The Alfredson protocol is the most commonly used protocol and demonstrates more significant improvements in functional measures at three months compared to the wait and see approach. The program goes over 12 weeks and consists of 3 sets of 15 repetitions, twice daily. In another trial, this program was compared to a six-week program consisting of the same exercises performed as tolerated. There was no significant difference between the two groups, but both resulted groups had reduced pain levels at the end of the six weeks. While there was no significant difference in the overall outcome, the group performing the greater number of repetitions (Alfredson protocol) reported greater pain at week three. Therefore, it may be most appropriate to use patient tolerance to determine the proper dosage of the exercise. Your physiotherapist will be able to assist you in finding the most appropriate dosage for you.
Exercises for Midportion Achilles Tendinopathy
The exercises involve performing calf raises off the edge of a step. The Alfredson program focuses on training the eccentric component of the movement – that is the part of the calf raise where the tendon is lengthening (i.e. on the way down).
- To perform the exercise, start by standing with the balls of your feet on the edge of a step and your heels hanging over the edge.
- With your knees straight, lift your heels to rise onto the balls of your feet.
- Leaving your injured side on the step, lift your other foot into the air
- Slowly lower your heel down as far as you can on the injured side
- Once you reach the bottom, put your other foot back onto the step and repeat.
- This exercise should be completed with both a straight knee and with a slightly bent knee. This ensures you work both muscles in your calf: your gastrocnemius and your soleus.
Treatment for insertional tendinopathy will be similar to midportion with one key difference. Exercises will avoid dorsiflexion (bringing your toes up to stretch the back of your ankle). The same exercises in the Alfredson protocol can be performed but on the ground, instead of on a step. This ensures the ankle will not be put into dorsiflexion.
These exercises will likely be uncomfortable for both midportion and insertional Achilles tendinopathy. Exercises should be performed to discomfort but not excessive pain.
End stage rehab will also likely include some “energy storage” tendon exercises such as jumping and hopping. These types of exercises will help the tendon regain its capacity to absorb and release energy.
Throughout and towards the end of this program, your physiotherapist will also direct you through a gradual, progressive return to your recreational activity/sport.

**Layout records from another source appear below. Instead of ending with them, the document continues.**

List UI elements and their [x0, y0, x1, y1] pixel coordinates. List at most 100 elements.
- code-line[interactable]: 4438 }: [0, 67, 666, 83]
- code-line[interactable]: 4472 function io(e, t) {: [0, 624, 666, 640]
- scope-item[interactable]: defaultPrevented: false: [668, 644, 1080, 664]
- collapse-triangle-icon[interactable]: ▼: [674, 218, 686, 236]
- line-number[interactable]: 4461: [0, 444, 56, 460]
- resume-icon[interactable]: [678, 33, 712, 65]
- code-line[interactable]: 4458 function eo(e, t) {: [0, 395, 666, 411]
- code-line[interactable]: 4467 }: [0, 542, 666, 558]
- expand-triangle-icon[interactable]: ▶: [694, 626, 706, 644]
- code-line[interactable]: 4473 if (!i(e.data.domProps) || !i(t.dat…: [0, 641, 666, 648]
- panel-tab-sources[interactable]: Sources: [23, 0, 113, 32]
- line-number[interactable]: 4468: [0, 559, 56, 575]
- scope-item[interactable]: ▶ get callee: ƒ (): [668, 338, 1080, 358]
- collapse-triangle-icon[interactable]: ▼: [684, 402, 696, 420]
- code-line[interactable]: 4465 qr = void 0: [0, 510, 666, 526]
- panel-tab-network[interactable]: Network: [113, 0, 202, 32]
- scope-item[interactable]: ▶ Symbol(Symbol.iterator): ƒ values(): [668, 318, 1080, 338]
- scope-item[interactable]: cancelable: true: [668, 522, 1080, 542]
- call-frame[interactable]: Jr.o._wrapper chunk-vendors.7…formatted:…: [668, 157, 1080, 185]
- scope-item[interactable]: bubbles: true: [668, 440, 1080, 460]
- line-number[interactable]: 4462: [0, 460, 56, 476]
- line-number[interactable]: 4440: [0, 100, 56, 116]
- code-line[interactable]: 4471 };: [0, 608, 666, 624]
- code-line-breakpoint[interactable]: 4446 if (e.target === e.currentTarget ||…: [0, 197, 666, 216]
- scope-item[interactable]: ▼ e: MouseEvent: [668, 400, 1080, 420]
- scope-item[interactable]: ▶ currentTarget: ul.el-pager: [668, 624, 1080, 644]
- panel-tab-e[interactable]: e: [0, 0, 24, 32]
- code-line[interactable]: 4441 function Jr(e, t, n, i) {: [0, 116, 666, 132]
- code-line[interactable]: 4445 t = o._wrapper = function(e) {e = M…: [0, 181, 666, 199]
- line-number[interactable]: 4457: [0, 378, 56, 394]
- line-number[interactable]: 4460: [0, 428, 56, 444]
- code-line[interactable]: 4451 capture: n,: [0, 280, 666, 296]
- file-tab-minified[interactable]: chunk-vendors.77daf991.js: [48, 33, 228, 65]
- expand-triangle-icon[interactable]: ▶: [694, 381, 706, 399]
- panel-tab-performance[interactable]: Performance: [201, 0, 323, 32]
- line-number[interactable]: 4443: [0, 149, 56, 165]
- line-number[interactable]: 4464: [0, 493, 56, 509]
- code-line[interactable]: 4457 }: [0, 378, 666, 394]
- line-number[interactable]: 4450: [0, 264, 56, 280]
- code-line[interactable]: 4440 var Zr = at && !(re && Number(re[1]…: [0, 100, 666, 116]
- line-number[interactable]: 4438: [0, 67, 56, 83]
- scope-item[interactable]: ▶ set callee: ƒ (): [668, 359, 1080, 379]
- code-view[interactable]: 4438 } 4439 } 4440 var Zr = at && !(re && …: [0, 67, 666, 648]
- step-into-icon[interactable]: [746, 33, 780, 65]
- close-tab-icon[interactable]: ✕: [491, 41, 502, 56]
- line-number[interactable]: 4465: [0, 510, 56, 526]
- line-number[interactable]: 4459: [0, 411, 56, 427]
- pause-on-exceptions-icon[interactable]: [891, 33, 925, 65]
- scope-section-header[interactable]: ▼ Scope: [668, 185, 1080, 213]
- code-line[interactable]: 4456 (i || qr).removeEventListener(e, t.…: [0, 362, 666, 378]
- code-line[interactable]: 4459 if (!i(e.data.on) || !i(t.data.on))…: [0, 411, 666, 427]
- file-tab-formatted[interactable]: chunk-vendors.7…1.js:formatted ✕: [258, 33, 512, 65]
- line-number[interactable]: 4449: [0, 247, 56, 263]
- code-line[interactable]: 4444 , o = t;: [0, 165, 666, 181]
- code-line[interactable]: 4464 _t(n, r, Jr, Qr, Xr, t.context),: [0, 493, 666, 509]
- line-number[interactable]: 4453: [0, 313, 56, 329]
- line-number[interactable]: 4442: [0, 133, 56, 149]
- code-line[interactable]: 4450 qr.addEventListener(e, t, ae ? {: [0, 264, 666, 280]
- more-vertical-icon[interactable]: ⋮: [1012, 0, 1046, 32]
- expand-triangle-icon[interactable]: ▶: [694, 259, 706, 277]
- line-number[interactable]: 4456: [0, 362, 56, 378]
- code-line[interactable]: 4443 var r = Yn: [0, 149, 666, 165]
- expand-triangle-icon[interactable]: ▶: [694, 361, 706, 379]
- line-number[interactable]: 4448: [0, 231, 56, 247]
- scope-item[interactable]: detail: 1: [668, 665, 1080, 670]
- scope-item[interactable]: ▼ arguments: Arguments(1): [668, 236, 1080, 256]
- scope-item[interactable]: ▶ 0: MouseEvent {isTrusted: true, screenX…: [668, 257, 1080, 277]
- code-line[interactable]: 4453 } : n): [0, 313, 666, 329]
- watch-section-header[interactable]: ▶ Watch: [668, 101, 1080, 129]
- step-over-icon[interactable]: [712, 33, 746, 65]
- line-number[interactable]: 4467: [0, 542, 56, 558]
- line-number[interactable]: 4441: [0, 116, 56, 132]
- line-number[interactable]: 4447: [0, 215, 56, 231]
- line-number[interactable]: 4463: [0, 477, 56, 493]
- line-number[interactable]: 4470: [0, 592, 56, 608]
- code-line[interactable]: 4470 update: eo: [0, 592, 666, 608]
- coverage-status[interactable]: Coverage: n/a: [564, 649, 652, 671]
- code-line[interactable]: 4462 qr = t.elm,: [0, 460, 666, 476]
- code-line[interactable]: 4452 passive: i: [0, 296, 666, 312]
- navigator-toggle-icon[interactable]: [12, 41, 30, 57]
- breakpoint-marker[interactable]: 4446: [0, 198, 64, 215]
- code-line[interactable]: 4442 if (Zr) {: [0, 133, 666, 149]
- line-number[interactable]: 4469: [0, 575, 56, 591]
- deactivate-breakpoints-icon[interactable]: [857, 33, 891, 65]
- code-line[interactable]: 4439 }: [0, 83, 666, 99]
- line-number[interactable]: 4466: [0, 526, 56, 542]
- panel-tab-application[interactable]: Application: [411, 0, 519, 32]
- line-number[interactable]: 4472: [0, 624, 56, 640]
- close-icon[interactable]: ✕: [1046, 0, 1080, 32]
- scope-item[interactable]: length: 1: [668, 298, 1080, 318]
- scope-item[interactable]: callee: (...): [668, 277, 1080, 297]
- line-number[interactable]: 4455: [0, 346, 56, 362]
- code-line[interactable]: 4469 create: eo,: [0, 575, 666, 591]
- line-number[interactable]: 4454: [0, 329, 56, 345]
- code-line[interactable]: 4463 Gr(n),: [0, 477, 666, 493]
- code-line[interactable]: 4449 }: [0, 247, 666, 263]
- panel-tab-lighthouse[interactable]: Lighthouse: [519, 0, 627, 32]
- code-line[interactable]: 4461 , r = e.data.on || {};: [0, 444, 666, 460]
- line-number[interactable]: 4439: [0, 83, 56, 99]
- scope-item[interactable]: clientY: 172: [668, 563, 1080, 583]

For the majority of patients, Achilles tendinopathy will resolve with physiotherapy alone. However, some cases may go on to develop chronic recalcitrant symptoms. This may require consideration of additional treatments such as injections, extracorporeal shockwave therapy, or surgery. In any case, a conservative program of physiotherapy will usually be trialled in the first instance before considering additional treatments.
Your Achilles tendon is slow to adapt to load, and recovery time will vary depending on the severity of the condition and your compliance with your rehabilitation program. Recovery time can vary from 6-12 weeks, to up to 12 months. Up to 90% of people with midportion tendinopathy are able to return to normal activities with little to no symptoms by 1 year.
In summary, Achilles tendinopathy is a common, degenerative, overuse condition that can be diagnosed by your physiotherapist. Treatment will differ slightly depending on the location of pain (midportion vs insertional tendinopathy) but most people will recover well with activity modification and a rehabilitation protocol that involves appropriate loading of the tendon. Your physiotherapist will be able to assist you through your recovery and get you back to performing at your best.